The truth lies somewhere in between.
In a post on xAI’s blog, the company published a graph shothriveg Grok 3’s carry outance on AIME 2025, a collection of challenging math asks from a recent invitational mathematics exam. Some experts have asked AIME’s validity as an AI benchtag.
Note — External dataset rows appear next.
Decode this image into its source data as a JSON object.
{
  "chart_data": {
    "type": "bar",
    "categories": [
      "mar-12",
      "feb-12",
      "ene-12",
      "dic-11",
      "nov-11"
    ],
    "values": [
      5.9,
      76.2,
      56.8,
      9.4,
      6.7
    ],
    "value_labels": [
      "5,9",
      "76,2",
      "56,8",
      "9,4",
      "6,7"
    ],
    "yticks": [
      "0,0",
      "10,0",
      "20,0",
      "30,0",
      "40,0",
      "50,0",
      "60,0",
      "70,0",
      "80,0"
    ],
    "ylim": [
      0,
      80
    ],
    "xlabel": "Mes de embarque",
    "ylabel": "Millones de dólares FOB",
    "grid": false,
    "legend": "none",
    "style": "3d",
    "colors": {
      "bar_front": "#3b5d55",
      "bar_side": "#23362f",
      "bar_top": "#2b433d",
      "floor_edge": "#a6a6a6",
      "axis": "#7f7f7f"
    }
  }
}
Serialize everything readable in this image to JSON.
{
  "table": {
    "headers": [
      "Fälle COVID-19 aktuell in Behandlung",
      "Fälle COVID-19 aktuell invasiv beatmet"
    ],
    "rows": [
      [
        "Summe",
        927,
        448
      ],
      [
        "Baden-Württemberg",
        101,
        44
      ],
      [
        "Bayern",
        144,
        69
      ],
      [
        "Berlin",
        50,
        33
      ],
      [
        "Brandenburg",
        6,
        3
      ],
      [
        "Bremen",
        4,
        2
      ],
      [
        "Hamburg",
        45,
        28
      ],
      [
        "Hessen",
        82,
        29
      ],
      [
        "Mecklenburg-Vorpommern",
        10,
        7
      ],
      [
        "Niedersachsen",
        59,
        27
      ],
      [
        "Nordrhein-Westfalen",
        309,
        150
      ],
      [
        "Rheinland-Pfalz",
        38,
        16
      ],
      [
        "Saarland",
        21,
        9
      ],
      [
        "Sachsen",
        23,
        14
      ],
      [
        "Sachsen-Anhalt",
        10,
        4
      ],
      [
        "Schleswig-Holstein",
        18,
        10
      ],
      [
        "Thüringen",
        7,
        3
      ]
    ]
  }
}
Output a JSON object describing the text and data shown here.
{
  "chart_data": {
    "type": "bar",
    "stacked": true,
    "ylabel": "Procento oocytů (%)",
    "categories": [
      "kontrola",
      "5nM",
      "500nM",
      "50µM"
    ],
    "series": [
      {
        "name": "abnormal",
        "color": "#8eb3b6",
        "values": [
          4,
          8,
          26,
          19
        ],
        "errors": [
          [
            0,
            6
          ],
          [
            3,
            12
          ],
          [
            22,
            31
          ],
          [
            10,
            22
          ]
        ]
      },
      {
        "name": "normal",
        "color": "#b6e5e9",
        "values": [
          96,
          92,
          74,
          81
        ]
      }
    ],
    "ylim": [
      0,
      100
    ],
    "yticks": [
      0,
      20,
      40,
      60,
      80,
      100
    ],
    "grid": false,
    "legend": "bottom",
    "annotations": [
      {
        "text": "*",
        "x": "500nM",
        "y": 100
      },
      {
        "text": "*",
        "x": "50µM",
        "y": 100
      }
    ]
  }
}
Nevertheless, AIME 2025 and betterer versions of the test are frequently used to probe a model’s math ability.
xAI’s graph showed two variants of Grok 3, Grok 3 Reasoning Beta and Grok 3 mini Reasoning, beating OpenAI’s best-carry outing useable model, o3-mini-high, on AIME 2025. But OpenAI includeees on X were rapid to point out that xAI’s graph didn’t include o3-mini-high’s AIME 2025 score at “cons@64.”
What is cons@64, you might ask? Well, it’s low for “consensus@64,” and it basicassociate gives a model 64 tries to answer each problem in a benchtag and gets the answers produced most standardly as the final answers. As you can envision, cons@64 tfinishs to raise models’ benchtag scores quite a bit, and leave outting it from a graph might produce it materialize as though one model surpasses another when in fact, that’s isn’t the case.
Grok 3 Reasoning Beta and Grok 3 mini Reasoning’s scores for AIME 2025 at “@1” — unbenevolenting the first score the models got on the benchtag — descfinish below o3-mini-high’s score. Grok 3 Reasoning Beta also trails ever-so-sairyly behind OpenAI’s o1 model set to “medium” computing. Yet xAI is advertising Grok 3 as the “world’s cleverest AI.”
Babushkin disputed on X that OpenAI has published aprobable misdirecting benchtag charts in the past — albeit charts comparing the carry outance of its own models. A more imfragmentary party in the debate put together a more “accurate” graph shothriveg csurrfinisherly every model’s carry outance at cons@64:
Hilarious how some people see my plot as strike on OpenAI and others as strike on Grok while in fact it’s DeepSeek misadviseation
(I actuassociate apshow Grok sees outstanding there, and uncoverAI’s TTC chicanery behind o3-mini-*high*-pass@”””1″”” deserves more scruminuscule.) https://t.co/dJqlJpcJh8 pic.twitter.com/3WH8FOUfic— Teortaxes▶️ (DeepSeek 推特🐋铁粉 2023 – ∞) (@teortaxesTex) February 20, 2025
But as AI researcher Nathan Lambert pointed out in a post, perhaps the most convey inant metric remains a mystery: the computational (and monetary) cost it took for each model to achieve its best score. That equitable goes to show how little most AI benchtags convey about models’ restrictations — and their strengths.